Странно, я готовился к этому моменту, воображал, что расскажу всем, как все было, и мне поверят, или заявлю твердо: «Я не виновен!», или просто гордо окину взглядом зал и отвернусь, но я даже не поднялся с места. Я сидел, закрыв лицо руками. Я был ответствен, конечно, не перед ними — им просто казалось, что они меня судят; я был осужден чем-то, что было внутри меня; и это терзало меня и мучило.

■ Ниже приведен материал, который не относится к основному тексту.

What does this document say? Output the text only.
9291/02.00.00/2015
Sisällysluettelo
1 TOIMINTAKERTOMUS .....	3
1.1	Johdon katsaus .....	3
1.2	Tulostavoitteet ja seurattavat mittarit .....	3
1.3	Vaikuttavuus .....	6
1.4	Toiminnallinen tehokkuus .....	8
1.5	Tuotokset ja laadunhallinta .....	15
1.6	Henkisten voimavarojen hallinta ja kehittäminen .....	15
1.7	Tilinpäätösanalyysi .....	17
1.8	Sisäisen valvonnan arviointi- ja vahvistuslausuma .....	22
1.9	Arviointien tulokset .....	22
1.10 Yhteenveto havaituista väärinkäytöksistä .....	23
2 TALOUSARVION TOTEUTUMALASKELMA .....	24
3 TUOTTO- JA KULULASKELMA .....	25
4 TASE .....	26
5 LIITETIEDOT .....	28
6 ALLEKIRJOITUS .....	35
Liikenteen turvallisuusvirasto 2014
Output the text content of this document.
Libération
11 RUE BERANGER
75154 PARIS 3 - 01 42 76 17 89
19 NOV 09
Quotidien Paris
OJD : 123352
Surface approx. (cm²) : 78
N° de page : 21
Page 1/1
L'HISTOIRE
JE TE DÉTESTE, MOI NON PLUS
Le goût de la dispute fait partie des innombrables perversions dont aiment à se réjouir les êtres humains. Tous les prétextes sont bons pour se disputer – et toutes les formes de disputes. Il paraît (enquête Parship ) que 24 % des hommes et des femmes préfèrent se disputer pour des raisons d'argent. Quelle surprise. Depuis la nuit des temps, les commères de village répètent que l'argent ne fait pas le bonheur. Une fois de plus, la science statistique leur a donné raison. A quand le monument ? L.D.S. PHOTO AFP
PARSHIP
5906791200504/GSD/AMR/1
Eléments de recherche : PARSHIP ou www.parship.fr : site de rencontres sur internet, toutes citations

Мое молчание, судя по шуму, свисту, выкрикам, раздавшимся вслед, было расценено как признание вины.

Судья обратился к присяжным с напутствием и сформулировал вопросы, на которые им надлежало ответить.

Я был снова удален из зала, а когда вернулся, присяжные уже выходили из совещательной комнаты.

Статная женщина в деловом костюме — как раз та, что поправляла брошь, — держала в руках какую-то бумагу. Судья, несколько раз стукнув молотком для порядка, спросил у нее что-то, она утвердительно кивнула и коротко ответила, потом подошла к нему и протянула ему лист. Он прочитал, изменившись в лице, потом, надев очки, прочитал еще раз. Стал что-то озабоченно втолковывать ей, но она с непреклонным видом покачала головой и вернулась на свое место.

В зале — я не то чтобы услышал это, а скорее почувствовал всем существом — установилась абсолютная тишина.